The other analysis showing that patients who had a secondary AML and those that didn’t achieve blast clearance early were less likely to achieve a later remission was perhaps the more relevant piece of information.

This is certainly an intriguing dataset. It’s obviously a dataset that’s derived from two controlled clinical trials. So they are definitely not real world populations, so to speak, and I think that would be interesting to start looking into, whether or not you see similar things or what we’re seeing in the real world evidence side of things where a lot of these practice patterns can be tested. It would be interesting to see if this is more generalizable because I think this has the potential to impact how we give the regimen and that’s important to disseminate to clinicians.

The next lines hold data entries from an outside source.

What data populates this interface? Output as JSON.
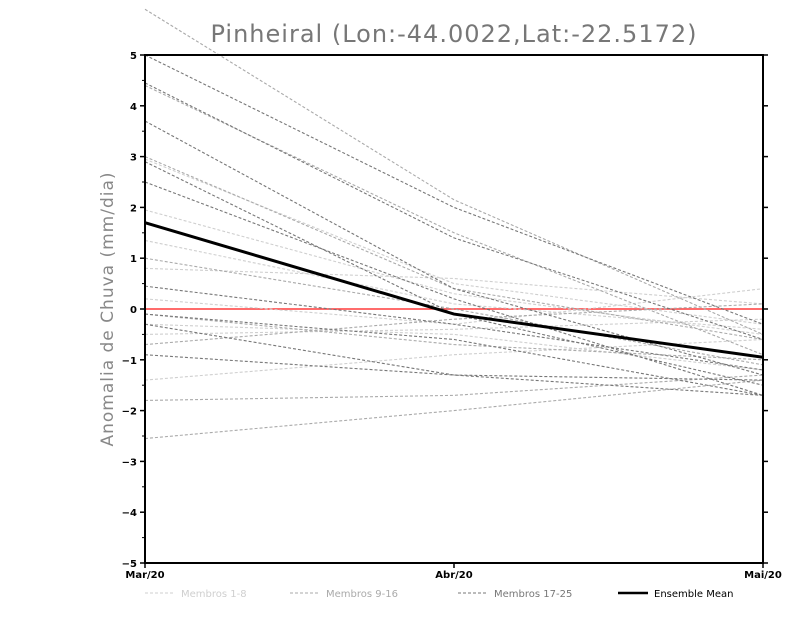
{
  "chart_data": {
    "type": "line",
    "title": "Pinheiral (Lon:-44.0022,Lat:-22.5172)",
    "xlabel": "",
    "ylabel": "Anomalia de Chuva (mm/dia)",
    "categories": [
      "Mar/20",
      "Abr/20",
      "Mai/20"
    ],
    "ylim": [
      -5,
      5
    ],
    "yticks": [
      "5",
      "4",
      "3",
      "2",
      "1",
      "0",
      "-1",
      "-2",
      "-3",
      "-4",
      "-5"
    ],
    "zero_line_color": "#ff3b3b",
    "legend": {
      "placement": "bottom",
      "entries": [
        {
          "name": "Membros 1-8",
          "color": "#cfcfcf"
        },
        {
          "name": "Membros 9-16",
          "color": "#aaaaaa"
        },
        {
          "name": "Membros 17-25",
          "color": "#777777"
        },
        {
          "name": "Ensemble Mean",
          "color": "#000000"
        }
      ]
    },
    "series": [
      {
        "name": "Membro 1",
        "group": 1,
        "values": [
          2.95,
          0.5,
          -0.3
        ]
      },
      {
        "name": "Membro 2",
        "group": 1,
        "values": [
          1.95,
          0.3,
          -0.5
        ]
      },
      {
        "name": "Membro 3",
        "group": 1,
        "values": [
          1.35,
          0.1,
          -0.4
        ]
      },
      {
        "name": "Membro 4",
        "group": 1,
        "values": [
          0.2,
          -0.3,
          0.4
        ]
      },
      {
        "name": "Membro 5",
        "group": 1,
        "values": [
          -0.5,
          -0.4,
          -0.2
        ]
      },
      {
        "name": "Membro 6",
        "group": 1,
        "values": [
          -1.4,
          -0.9,
          -0.6
        ]
      },
      {
        "name": "Membro 7",
        "group": 1,
        "values": [
          0.8,
          0.6,
          0.1
        ]
      },
      {
        "name": "Membro 8",
        "group": 1,
        "values": [
          -0.3,
          -0.5,
          -1.2
        ]
      },
      {
        "name": "Membro 9",
        "group": 2,
        "values": [
          5.9,
          2.15,
          -0.5
        ]
      },
      {
        "name": "Membro 10",
        "group": 2,
        "values": [
          4.4,
          1.5,
          -0.9
        ]
      },
      {
        "name": "Membro 11",
        "group": 2,
        "values": [
          3.0,
          0.4,
          -0.6
        ]
      },
      {
        "name": "Membro 12",
        "group": 2,
        "values": [
          1.0,
          0.0,
          -1.1
        ]
      },
      {
        "name": "Membro 13",
        "group": 2,
        "values": [
          -1.8,
          -1.7,
          -1.3
        ]
      },
      {
        "name": "Membro 14",
        "group": 2,
        "values": [
          -2.55,
          -2.0,
          -1.4
        ]
      },
      {
        "name": "Membro 15",
        "group": 2,
        "values": [
          -0.1,
          -0.7,
          -1.0
        ]
      },
      {
        "name": "Membro 16",
        "group": 2,
        "values": [
          -0.7,
          -0.2,
          0.1
        ]
      },
      {
        "name": "Membro 17",
        "group": 3,
        "values": [
          5.0,
          2.0,
          -0.3
        ]
      },
      {
        "name": "Membro 18",
        "group": 3,
        "values": [
          4.45,
          1.4,
          -0.6
        ]
      },
      {
        "name": "Membro 19",
        "group": 3,
        "values": [
          3.7,
          0.4,
          -1.3
        ]
      },
      {
        "name": "Membro 20",
        "group": 3,
        "values": [
          2.5,
          0.2,
          -1.7
        ]
      },
      {
        "name": "Membro 21",
        "group": 3,
        "values": [
          2.9,
          -0.1,
          -1.5
        ]
      },
      {
        "name": "Membro 22",
        "group": 3,
        "values": [
          0.45,
          -0.3,
          -1.2
        ]
      },
      {
        "name": "Membro 23",
        "group": 3,
        "values": [
          -0.3,
          -1.3,
          -1.7
        ]
      },
      {
        "name": "Membro 24",
        "group": 3,
        "values": [
          -0.9,
          -1.3,
          -1.4
        ]
      },
      {
        "name": "Membro 25",
        "group": 3,
        "values": [
          -0.1,
          -0.6,
          -1.7
        ]
      },
      {
        "name": "Ensemble Mean",
        "group": 0,
        "values": [
          1.7,
          -0.1,
          -0.95
        ]
      }
    ]
  }
}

What really this data shows us is that you have to take the patient on an individual level and you need to think about the patient’s baseline disease characteristics as well as their response to treatment when you’re thinking about how long to give them venetoclax based regimens in order to get a response. So, in other words, personalise these decisions as to when do you either decide to move on to something else if you don’t think treatment is working well enough or to continue and push to try to get a response at a later time. This is really pertaining to those third of patients that are not achieving a response within the first two cycles like you see in the majority of the remission.